Десари подросла, но так и не окрепла. Еще немного, и из нескладной девчонки превратится в симпатичную хрупкую девушку. Чем старше она становилась, тем больше материнских черт находил в ней Симуз. Те же темные вьющиеся волосы, только у Десари они отливали медью – наследство рыжеволосого отца. Темные глаза Верении, но разрез – Симузов, канеданский. Характерный нос с горбинкой, правда, достался ей от матери. Невысокая для своих лет, совсем худенькая и беспомощная. Зато дерзость, любопытство и упрямство Десари унаследовала от обоих родителей. Если бы не их упрямство тогда, тринадцать лет назад, сейчас все могло бы быть совсем иначе.
– Здравствуй, милая, – не издав ни звука, сказал Симуз, глядя на спящую дочь. Высокий лоб уже прорезала морщина – слишком часто это детское лицо искажалось гримасой муки. Но сейчас ее сон был тих.

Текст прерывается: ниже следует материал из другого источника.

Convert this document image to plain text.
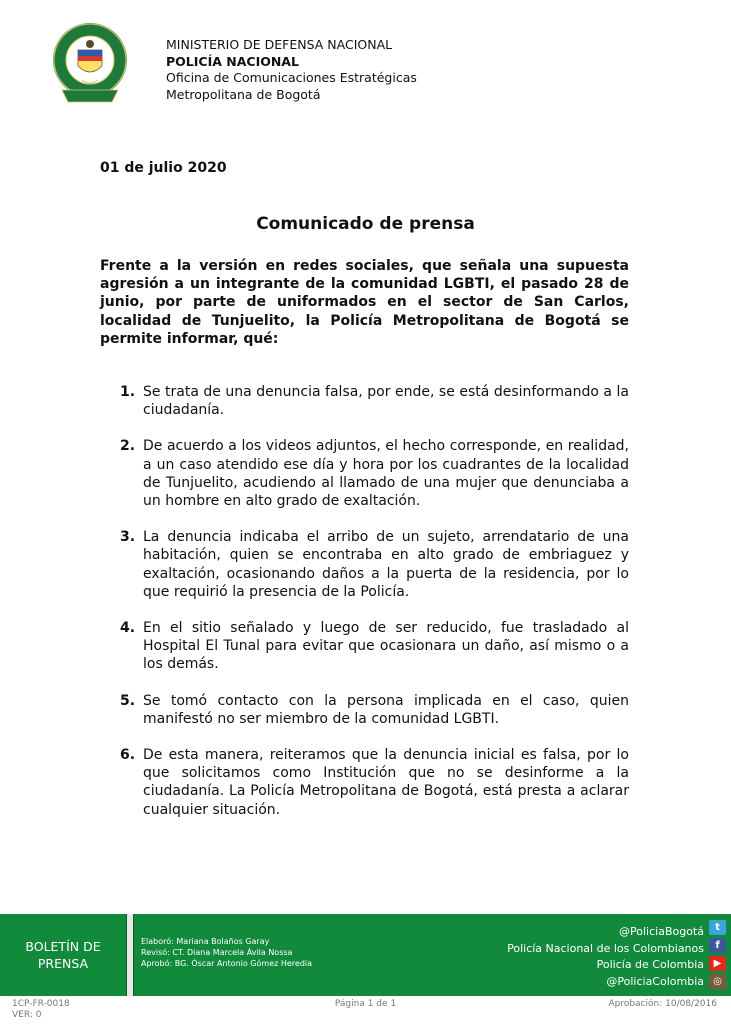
MINISTERIO DE DEFENSA NACIONAL
POLICÍA NACIONAL
Oficina de Comunicaciones Estratégicas
Metropolitana de Bogotá
01 de julio 2020
Comunicado de prensa
Frente a la versión en redes sociales, que señala una supuesta agresión a un integrante de la comunidad LGBTI, el pasado 28 de junio, por parte de uniformados en el sector de San Carlos, localidad de Tunjuelito, la Policía Metropolitana de Bogotá se permite informar, qué:
1. Se trata de una denuncia falsa, por ende, se está desinformando a la ciudadanía.
2. De acuerdo a los videos adjuntos, el hecho corresponde, en realidad, a un caso atendido ese día y hora por los cuadrantes de la localidad de Tunjuelito, acudiendo al llamado de una mujer que denunciaba a un hombre en alto grado de exaltación.
3. La denuncia indicaba el arribo de un sujeto, arrendatario de una habitación, quien se encontraba en alto grado de embriaguez y exaltación, ocasionando daños a la puerta de la residencia, por lo que requirió la presencia de la Policía.
4. En el sitio señalado y luego de ser reducido, fue trasladado al Hospital El Tunal para evitar que ocasionara un daño, así mismo o a los demás.
5. Se tomó contacto con la persona implicada en el caso, quien manifestó no ser miembro de la comunidad LGBTI.
6. De esta manera, reiteramos que la denuncia inicial es falsa, por lo que solicitamos como Institución que no se desinforme a la ciudadanía. La Policía Metropolitana de Bogotá, está presta a aclarar cualquier situación.
BOLETÍN DE
PRENSA
Elaboró: Mariana Bolaños Garay
Revisó: CT. Diana Marcela Ávila Nossa
Aprobó: BG. Óscar Antonio Gómez Heredia
@PoliciaBogotá
Policía Nacional de los Colombianos
Policía de Colombia
@PoliciaColombia
t
f
▶
◎
1CP-FR-0018
VER: 0
Página 1 de 1	Aprobación: 10/08/2016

Он бесшумно вытащил аметистового котенка из сумки и положил на подушки в изголовье. Если сила этого камня хоть немного поможет унять ее кошмары, Симуз был готов взять кирку и единолично выдолбить весь Тирийский хребет, чтобы добыть столько самоцветов, сколько потребуется для исцеления. Но чутье подсказывало, что он просто притащил ей милую безделушку, не больше.
Десари распахнула глаза. Симуз проклял себя за то, что случайно разбудил ее.
– Папа! – дочь несколько раз моргнула, отгоняя остатки сна. – Ты пришел! Я знала!
Она попыталась сесть и потянула руки, чтобы обнять его.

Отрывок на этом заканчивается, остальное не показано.